Watch PC Content on a Plasma HDTV

Phillip writes, I just got a Panasonic TH-42PX500U Plasma TV that can be used as PC Monitor. How can I play games & stream music through the new Plasma? I currently have a Wireless Network set up with a Linksys Wireless-G Router. Any help greatly appreciated.

The entire Panasonic line of plasma screens will support 1024x768 resolution output from any computer. The simple solution is to connect the standard VGA output on your computer's video card to the VGA connector on the plasma screen, which will give you all the advantages of a massive screen with minimal hassle. Most electronics stores offer a variety of cable lengths depending on how close your screen and PC sit in proximity. If the computer video card has a DVI output connector, a number of options exist for cabling between DVI out on the PC and HDMI in on the back of the TV. However, it sounds like you're hoping for a solution that will connect your PC to the television remotely, which means you ultimately need a go-between to get your computer content tied into your home theater.

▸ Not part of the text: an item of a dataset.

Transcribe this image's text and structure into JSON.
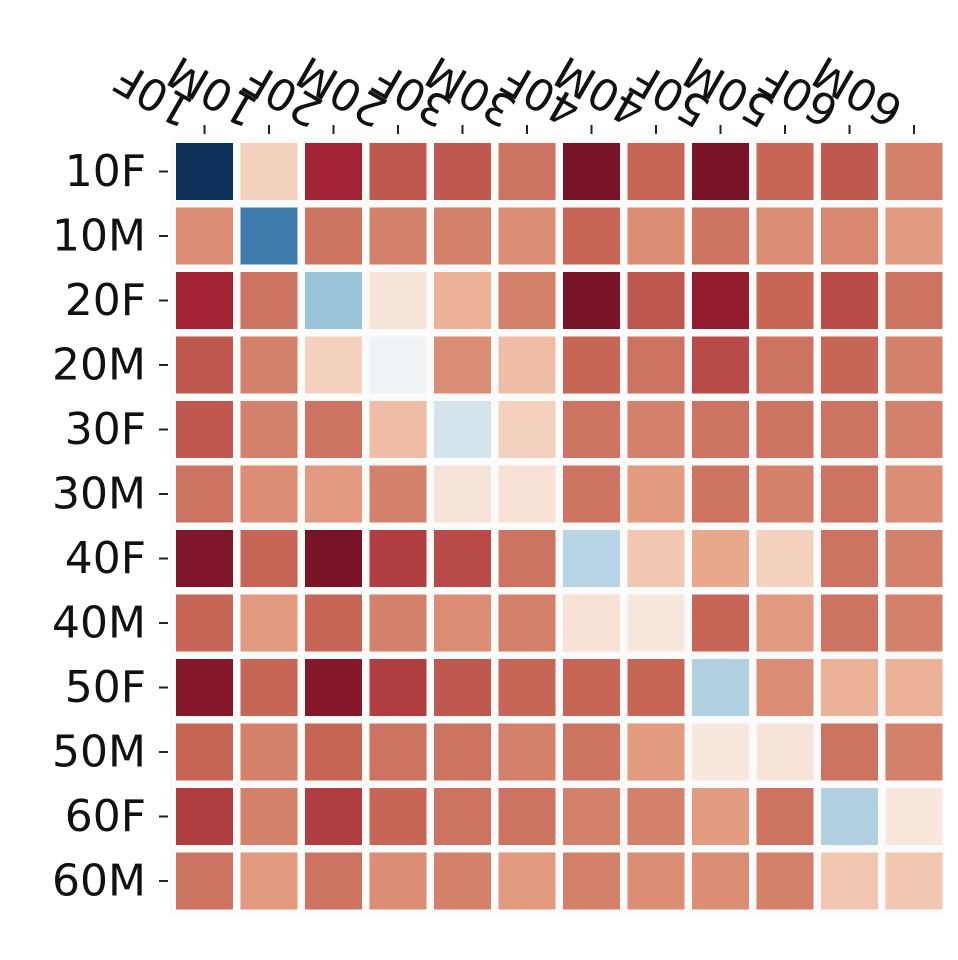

If you don't want to have the computer and plasma screen in the same room, the single best purchase you can make is an Xbox 360 console. For either $300 or $400 you get an interface optimized for navigating PC content connected over your home network for playback on an HD screen. In this scenario, you're connecting the Xbox to your home network either wired or wirelessly and using either Windows Media Connect or Windows Media Center Edition to manage music, movies and photos on screen. Even if you're not interested in ever purchasing an Xbox 360 game, the user experience for getting content from your computer to the Xbox is actively being improved by Microsoft and will become more seamless once Windows Vista finally ships.

The second option would be to purchase a third party media controller box. Linksys and D-Link both make models priced around $200, which integrate with your home theater and handle all the browsing of movies, music and photos across your home network. I personally don't like this experience as well as what Xbox 360 delivers, but it is cheaper and offers most of the same advantages.

A third and more complicated option is to get a second computer that's connected directly to the plasma screen via one of the methods above. Share your movies and music with this computer and use Windows XP as the control interface for playback. Without investing in some kind of media management software, you're going to be mousing around the interface instead of comfortably selecting content from an interface optimized for browsing via remote, but it will get the job done.